Learn the complete journey from neural attention mechanisms to advanced transformer architectures through this comprehensive 4-hour tutorial that builds understanding from first principles. Master the mathematical foundations and intuitive concepts behind attention mechanisms, self-attention, and how transformers revolutionized machine learning by eliminating traditional inductive biases in neural networks. Explore a decade of NLP evolution from Word2Vec and RNNs to modern GPT models, then implement generative language models step-by-step with hands-on coding exercises. Discover how transformer architectures have evolved beyond the original "Attention is All You Need" paper and gain practical experience fine-tuning large language models using Huggingface and PyTorch for custom applications. Dive into Vision Transformers to understand their effectiveness in computer vision tasks, explore Sparse Mixture of Experts architectures that power efficient LLMs like DeepSeek and Mixtral, and build speech-to-text transformers from scratch using PyTorch. The tutorial progresses from beginner-friendly explanations to advanced implementations, covering theoretical concepts, mathematical foundations, and practical applications across natural language processing, computer vision, and speech modeling domains.

Syllabus

Neural Attention - This simple example will change how you think about it
The many amazing things about Self-Attention and why they work
Here is how Transformers ended the tradition of Inductive Bias in Neural Nets
10 years of NLP history explained in 50 concepts | From Word2Vec, RNNs to GPT
From Attention to Generative Language Models - One line of code at a time!
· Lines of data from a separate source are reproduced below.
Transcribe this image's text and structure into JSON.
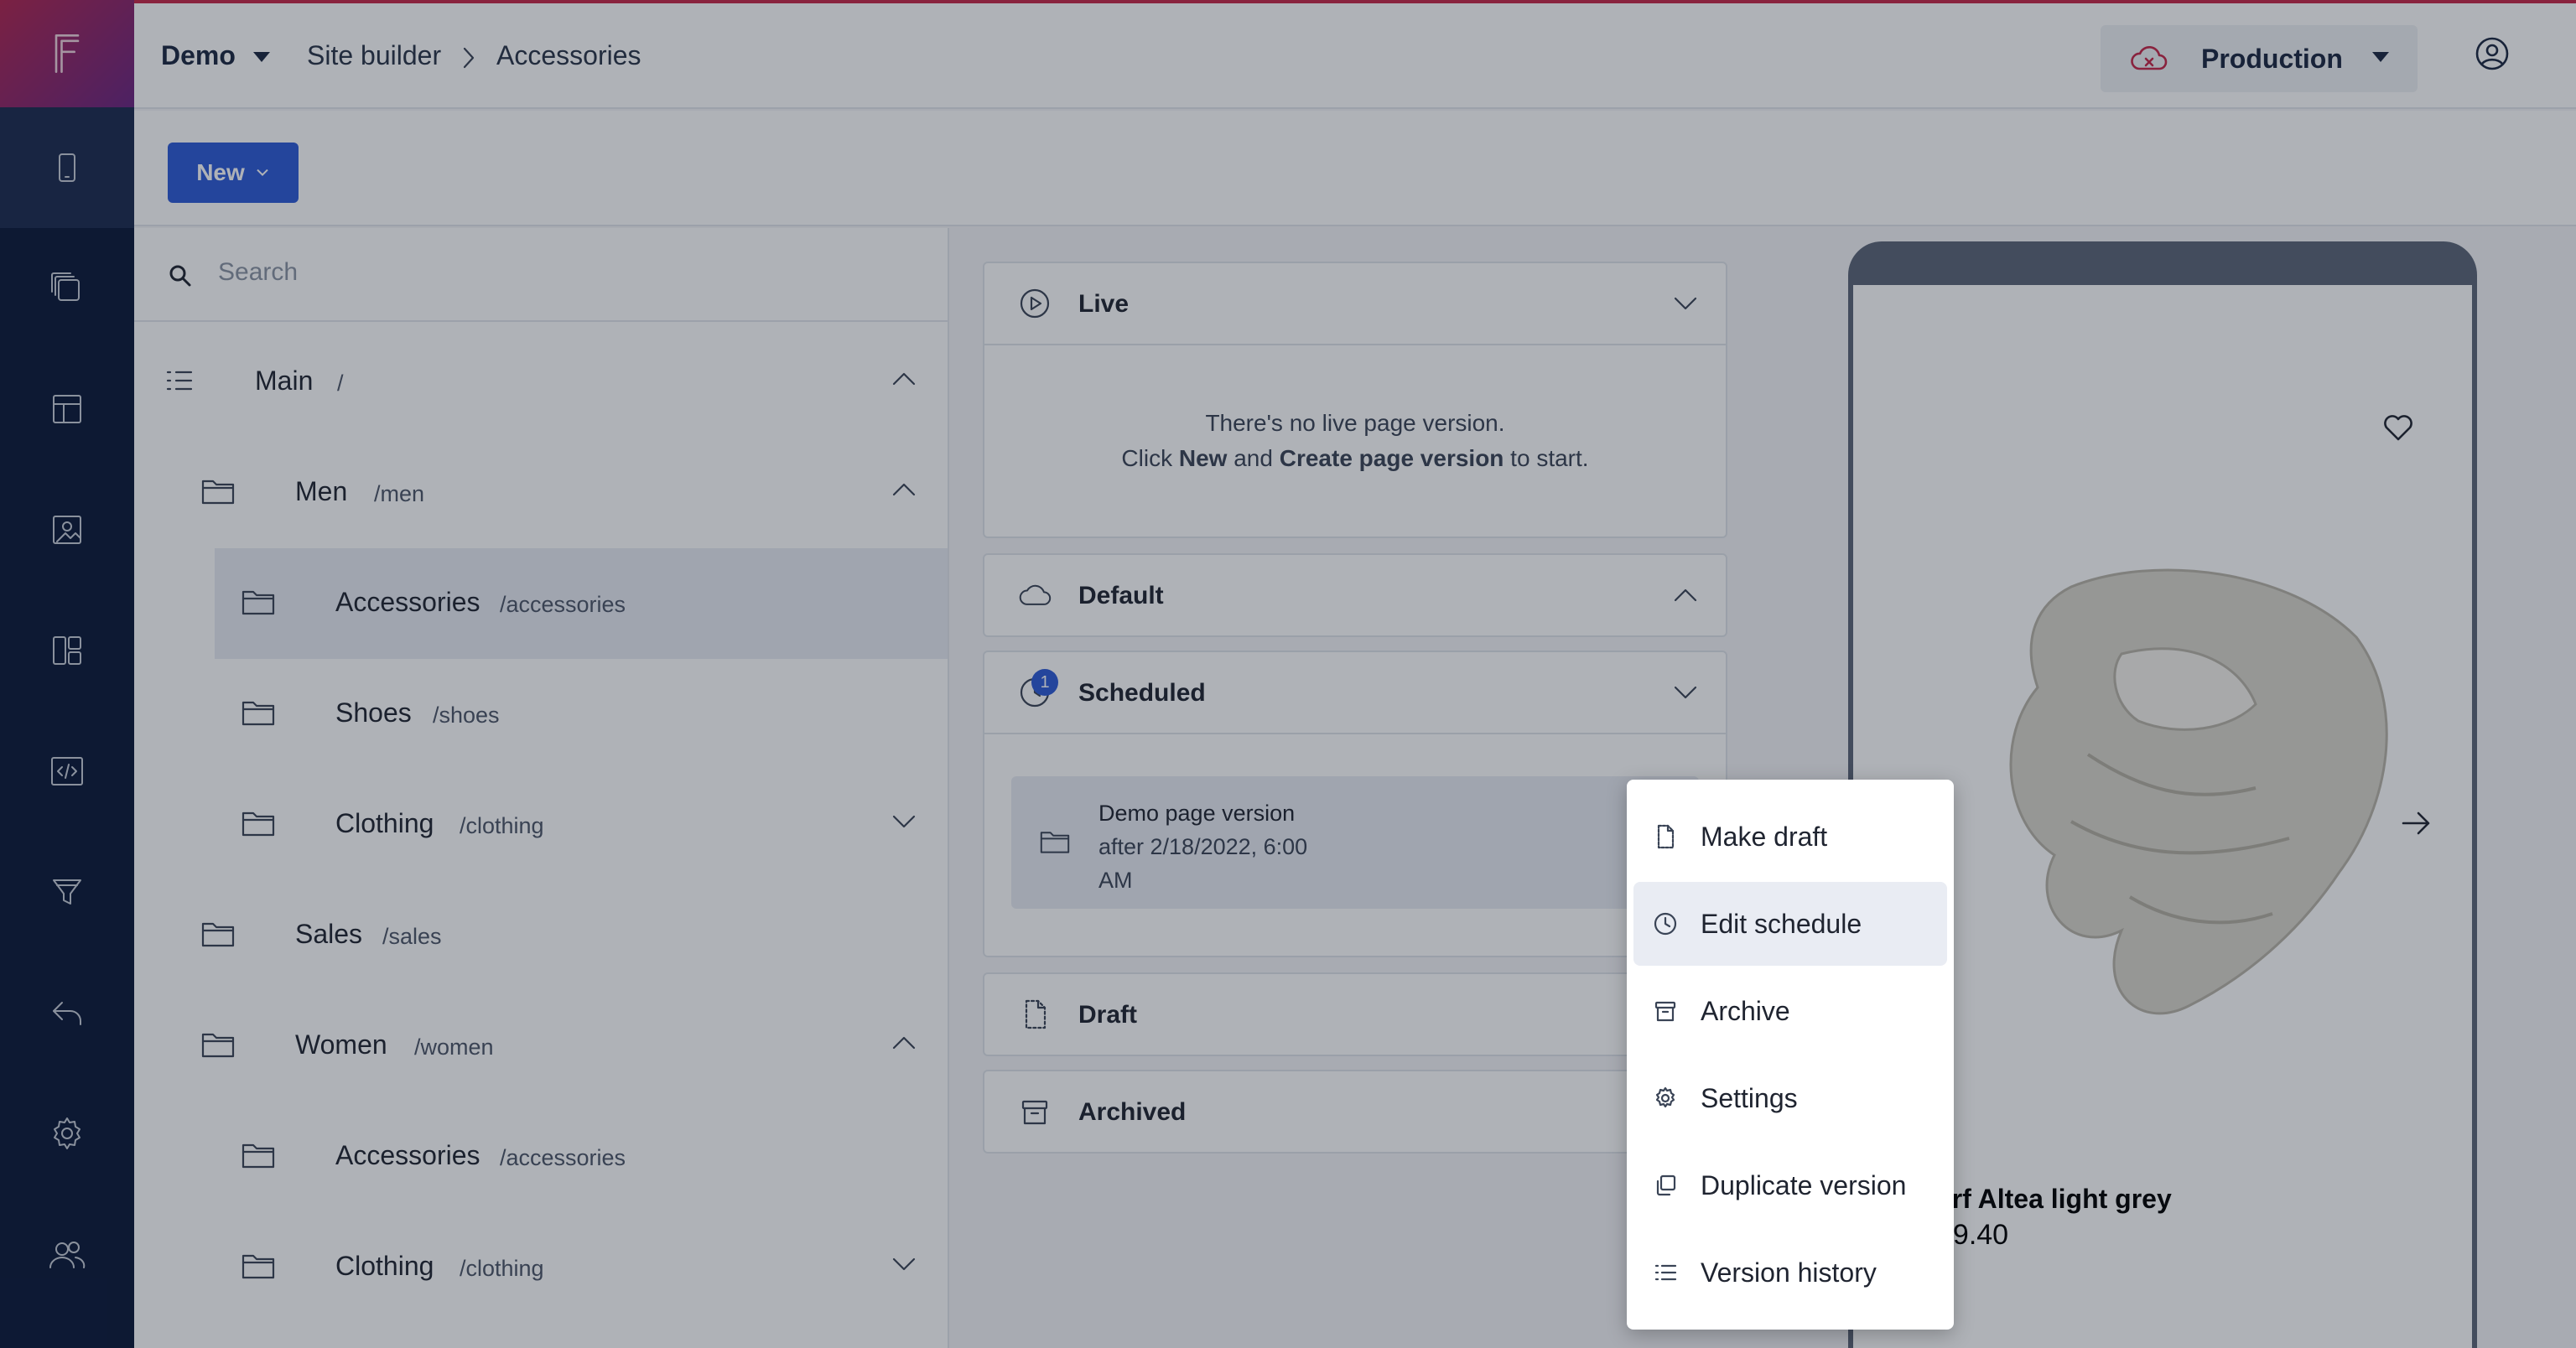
{
  "header": {
    "project": "Demo",
    "breadcrumb": [
      "Site builder",
      "Accessories"
    ],
    "environment": "Production"
  },
  "toolbar": {
    "new_label": "New"
  },
  "tree": {
    "search_placeholder": "Search",
    "rows": [
      {
        "name": "Main",
        "path": "/"
      },
      {
        "name": "Men",
        "path": "/men"
      },
      {
        "name": "Accessories",
        "path": "/accessories"
      },
      {
        "name": "Shoes",
        "path": "/shoes"
      },
      {
        "name": "Clothing",
        "path": "/clothing"
      },
      {
        "name": "Sales",
        "path": "/sales"
      },
      {
        "name": "Women",
        "path": "/women"
      },
      {
        "name": "Accessories",
        "path": "/accessories"
      },
      {
        "name": "Clothing",
        "path": "/clothing"
      }
    ]
  },
  "versions": {
    "live": {
      "title": "Live",
      "empty_line1": "There's no live page version.",
      "empty_pre": "Click ",
      "empty_new": "New",
      "empty_and": " and ",
      "empty_create": "Create page version",
      "empty_post": " to start."
    },
    "default": {
      "title": "Default"
    },
    "scheduled": {
      "title": "Scheduled",
      "count": "1",
      "item_title": "Demo page version",
      "item_subtitle": "after 2/18/2022, 6:00 AM"
    },
    "draft": {
      "title": "Draft"
    },
    "archived": {
      "title": "Archived"
    }
  },
  "preview": {
    "product_name": "arf Altea light grey",
    "product_price": "49.40"
  },
  "menu": {
    "items": [
      {
        "label": "Make draft",
        "icon": "draft-icon"
      },
      {
        "label": "Edit schedule",
        "icon": "clock-icon"
      },
      {
        "label": "Archive",
        "icon": "archive-icon"
      },
      {
        "label": "Settings",
        "icon": "gear-icon"
      },
      {
        "label": "Duplicate version",
        "icon": "duplicate-icon"
      },
      {
        "label": "Version history",
        "icon": "list-icon"
      }
    ]
  },
  "colors": {
    "rail": "#0a1838",
    "accent": "#2d5ad6",
    "brand": "#c52648"
  }
}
Turns out Attention wasn't all we needed - How have modern Transformer architectures evolved?
Finetune LLMs to teach them ANYTHING with Huggingface and Pytorch | Step-by-step tutorial
Vision Transformers - The big picture of how and why it works so well.
Sparse Mixture of Experts - The transformer behind the most efficient LLMs (DeepSeek, Mixtral)
Building awesome Speech To Text Transformers from scratch - One line of Pytorch at a time!